The two Custom Processing options are:
- Image Processing: LandingEdge runs the script before the image goes through inference.
- Results Processing: LandingEdge runs the script after the images goes through inference.
Set Up Custom Processing
To add custom scripts to LandingEdge:
- Click Edit next to Image Processing or Results Processing.
- Select C# or Python from the drop-down menu, depending on the type of script you have.
- Replace the instructions in the large field with your custom script.
- Click Save.
- The Log Messages field displays a success message if the script is accepted. If you received an error in this field, please check your script and try again.
- Click Done.
Run Images Through Two Inspection Points
- Script type: Results processing
- Model type: Classification
- Language: Python
Use this script to run an image through a second Inspection Point if a certain class is predicted in the first Inspection point. The class predicted by the second Inspection Point can override the class predicted by the first Inspection Point.

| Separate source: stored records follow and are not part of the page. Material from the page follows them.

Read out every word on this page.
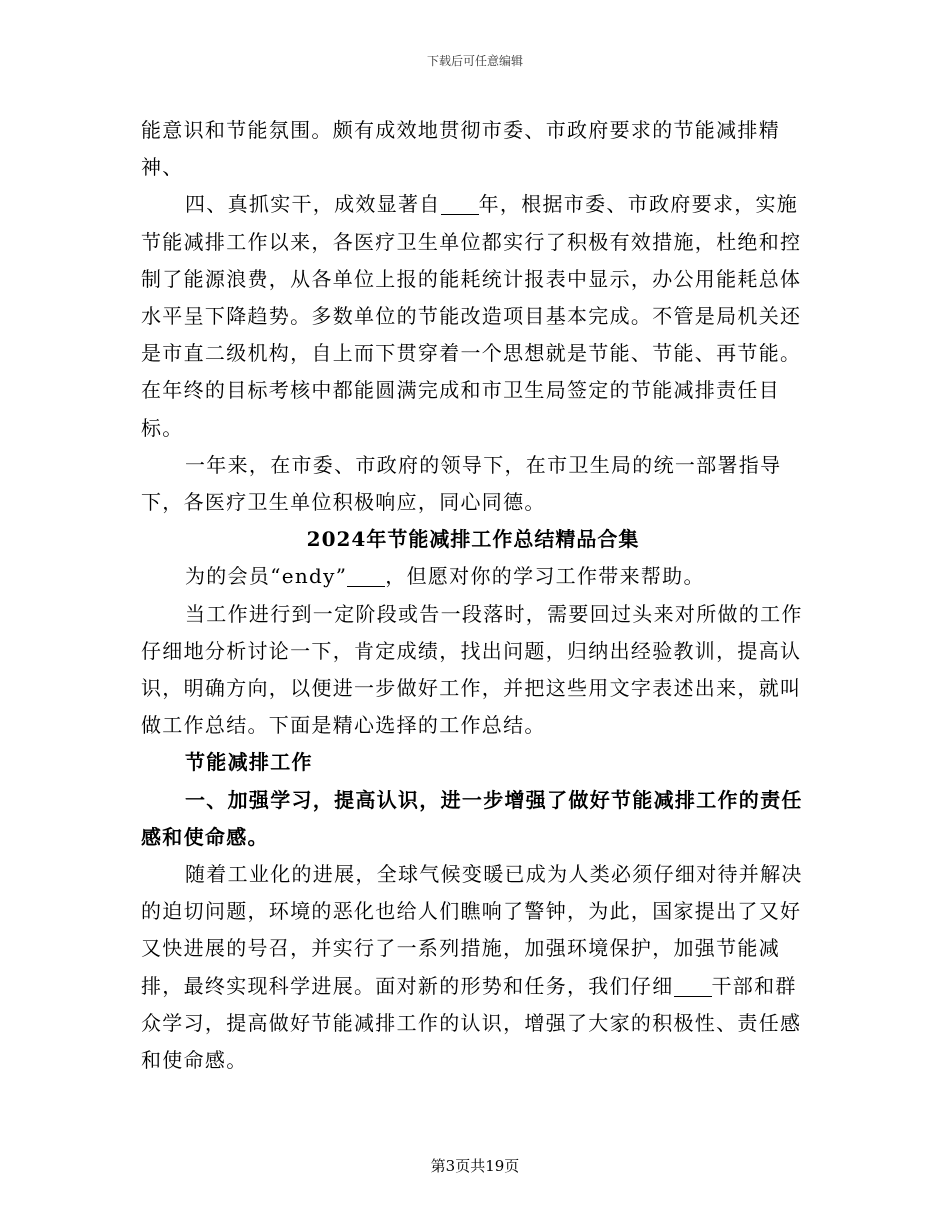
下载后可任意编辑

能意识和节能氛围。颇有成效地贯彻市委、市政府要求的节能减排精神、

四、真抓实干，成效显著自 年，根据市委、市政府要求，实施节能减排工作以来，各医疗卫生单位都实行了积极有效措施，杜绝和控制了能源浪费，从各单位上报的能耗统计报表中显示，办公用能耗总体水平呈下降趋势。多数单位的节能改造项目基本完成。不管是局机关还是市直二级机构，自上而下贯穿着一个思想就是节能、节能、再节能。在年终的目标考核中都能圆满完成和市卫生局签定的节能减排责任目标。

一年来，在市委、市政府的领导下，在市卫生局的统一部署指导下，各医疗卫生单位积极响应，同心同德。

2024年节能减排工作总结精品合集

为的会员“endy” ，但愿对你的学习工作带来帮助。

当工作进行到一定阶段或告一段落时，需要回过头来对所做的工作仔细地分析讨论一下，肯定成绩，找出问题，归纳出经验教训，提高认识，明确方向，以便进一步做好工作，并把这些用文字表述出来，就叫做工作总结。下面是精心选择的工作总结。

节能减排工作

一、加强学习，提高认识，进一步增强了做好节能减排工作的责任感和使命感。

随着工业化的进展，全球气候变暖已成为人类必须仔细对待并解决的迫切问题，环境的恶化也给人们瞧响了警钟，为此，国家提出了又好又快进展的号召，并实行了一系列措施，加强环境保护，加强节能减排，最终实现科学进展。面对新的形势和任务，我们仔细 干部和群众学习，提高做好节能减排工作的认识，增强了大家的积极性、责任感和使命感。

第3页共19页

This process is sometimes called "model-chaining" or "daisy-chaining", because you are programmatically chaining models together.

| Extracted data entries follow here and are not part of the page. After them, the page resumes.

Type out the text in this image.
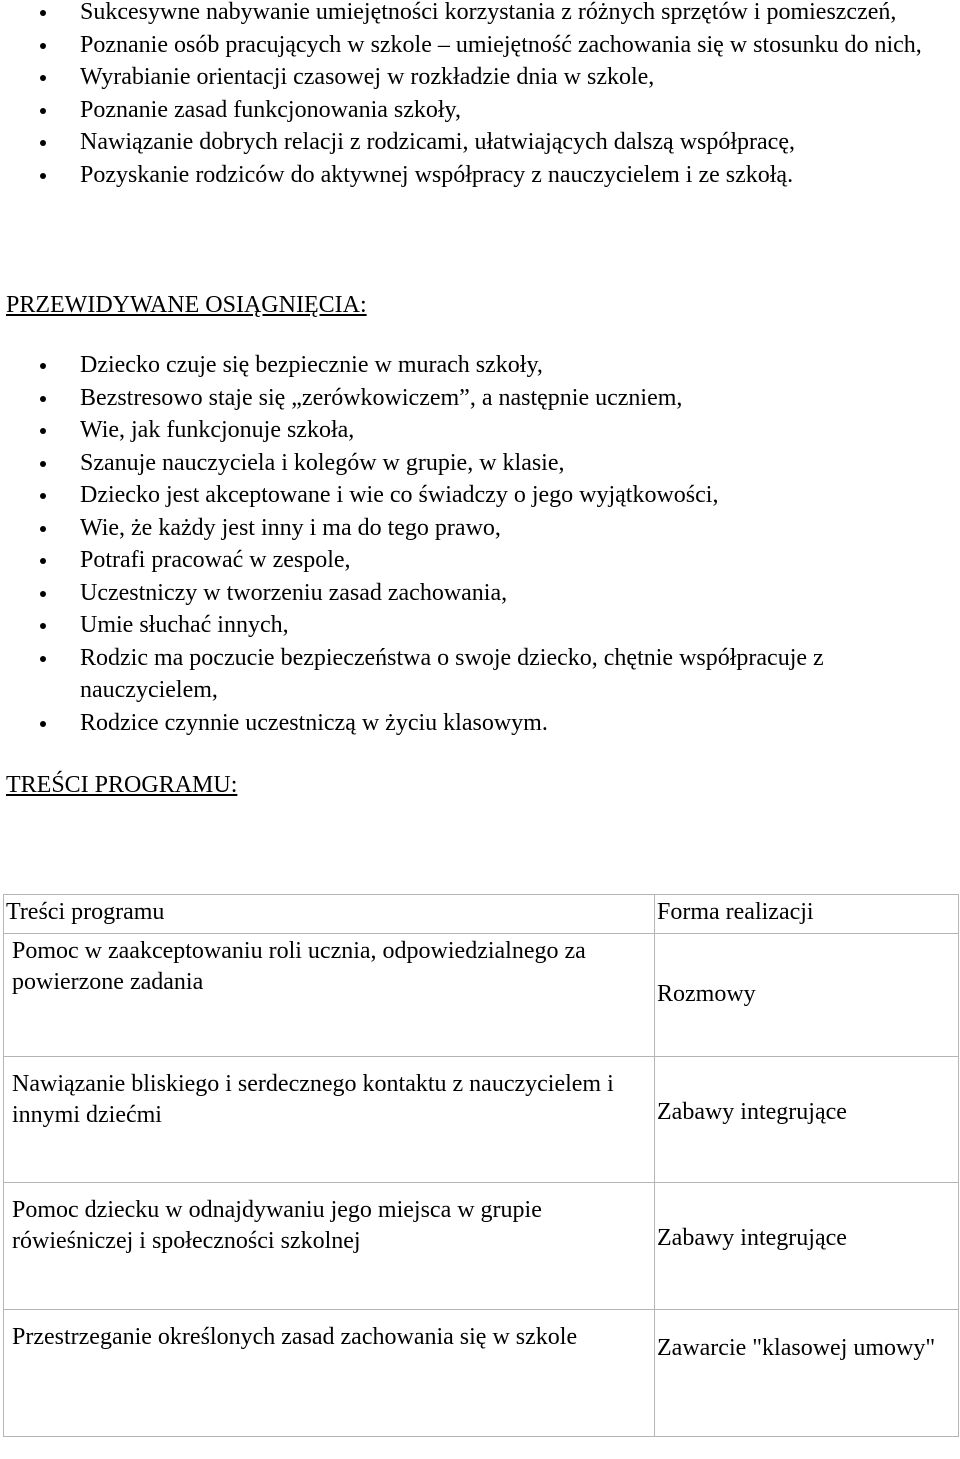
Sukcesywne nabywanie umiejętności korzystania z różnych sprzętów i pomieszczeń,
Poznanie osób pracujących w szkole – umiejętność zachowania się w stosunku do nich,
Wyrabianie orientacji czasowej w rozkładzie dnia w szkole,
Poznanie zasad funkcjonowania szkoły,
Nawiązanie dobrych relacji z rodzicami, ułatwiających dalszą współpracę,
Pozyskanie rodziców do aktywnej współpracy z nauczycielem i ze szkołą.
PRZEWIDYWANE OSIĄGNIĘCIA:
Dziecko czuje się bezpiecznie w murach szkoły,
Bezstresowo staje się „zerówkowiczem”, a następnie uczniem,
Wie, jak funkcjonuje szkoła,
Szanuje nauczyciela i kolegów w grupie, w klasie,
Dziecko jest akceptowane i wie co świadczy o jego wyjątkowości,
Wie, że każdy jest inny i ma do tego prawo,
Potrafi pracować w zespole,
Uczestniczy w tworzeniu zasad zachowania,
Umie słuchać innych,
Rodzic ma poczucie bezpieczeństwa o swoje dziecko, chętnie współpracuje z nauczycielem,
Rodzice czynnie uczestniczą w życiu klasowym.
TREŚCI PROGRAMU:
Treści programu	Forma realizacji

Pomoc w zaakceptowaniu roli ucznia, odpowiedzialnego za powierzone zadania	Rozmowy

Nawiązanie bliskiego i serdecznego kontaktu z nauczycielem i innymi dziećmi	Zabawy integrujące

Pomoc dziecku w odnajdywaniu jego miejsca w grupie rówieśniczej i społeczności szkolnej	Zabawy integrujące

Przestrzeganie określonych zasad zachowania się w szkole	Zawarcie "klasowej umowy"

Here is the sample script. To see a use case, go to Use Case for Running Images Through Two Inspection Points.
def run(self):
primary = self.Result.PrimaryResult
self.Log(primary.Predictions.LabelName)
if primary.Predictions.LabelName != "primary-trigger-class-name":
# skip secondary inspection
return
# run secondary inspection
secondary = self.RunOtherInspection("second-inspection-point-name", self.Image)
secondaryResult = secondary.PrimaryResult.Predictions
self.Log(secondaryResult.LabelName)
if secondaryResult.LabelName == "secondary-inspection-class-name":
self.Log("Overriding result")
self.Result.SetDerivedResult(ClassificationResult("your-secondary-class-name", 1, secondaryResult.Score)

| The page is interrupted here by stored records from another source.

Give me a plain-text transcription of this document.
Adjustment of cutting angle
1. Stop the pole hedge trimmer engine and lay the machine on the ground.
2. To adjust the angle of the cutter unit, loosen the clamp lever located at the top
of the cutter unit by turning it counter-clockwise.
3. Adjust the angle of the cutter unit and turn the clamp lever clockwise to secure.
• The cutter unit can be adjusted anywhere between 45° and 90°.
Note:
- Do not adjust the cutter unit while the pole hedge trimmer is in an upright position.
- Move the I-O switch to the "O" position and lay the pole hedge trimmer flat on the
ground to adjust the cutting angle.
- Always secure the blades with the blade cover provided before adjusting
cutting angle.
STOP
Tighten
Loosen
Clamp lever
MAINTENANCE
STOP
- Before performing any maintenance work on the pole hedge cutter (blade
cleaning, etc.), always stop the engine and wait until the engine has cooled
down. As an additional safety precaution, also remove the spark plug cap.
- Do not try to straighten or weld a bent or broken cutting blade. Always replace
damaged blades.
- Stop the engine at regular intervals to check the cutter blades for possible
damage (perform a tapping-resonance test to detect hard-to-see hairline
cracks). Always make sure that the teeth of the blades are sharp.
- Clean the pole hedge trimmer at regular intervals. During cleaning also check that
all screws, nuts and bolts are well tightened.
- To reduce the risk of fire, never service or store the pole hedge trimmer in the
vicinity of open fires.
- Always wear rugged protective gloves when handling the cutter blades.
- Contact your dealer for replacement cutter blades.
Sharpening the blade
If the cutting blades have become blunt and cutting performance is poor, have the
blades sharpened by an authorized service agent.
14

The table below describes the placeholders that you will need to update when using this script.
Placeholder | Description |
---|---|
primary-trigger-class-name | The name of the class that triggers the image to go through the second Inspection Point. For example, if you want an image to go through a second Inspection Point if the class "Dog" is detected, replace primary-trigger-class-name with Dog . |
second-inspection-point-name | The name of the second Inspection Point. For example, if the name of the second Inspection Point is called "puppy-inspection", replace second-inspection-point-name with puppy-inspection . |
secondary-inspection-class-name | The name of the predicted class in the second Inspection Point that triggers the "final" prediction to change. For example, if you want the class "Puppy" to override a previous prediction if the second Inspection Point predicts "puppy", then replace secondary-inspection-class-name with Puppy . |
overridden-class-name | The name of the class that will be the "final" predicted class if the criteria in secondary-inspection-class-name is met.For example, if you want the "final" predicted class to be "Puppy" if the other criteria is met, replace overridden-class-name with Puppy . |
Use Case for Running Images through Two Inspection Points
Let's say you work for an automatic dog door company, and you want your model to detect dogs and puppies so that when a dog or puppy approaches the dog door, the door will automatically open. Your model has these classes: Not Dog, Dog, and Puppy. You can use the "daisy-chaining" script below to solve this use case.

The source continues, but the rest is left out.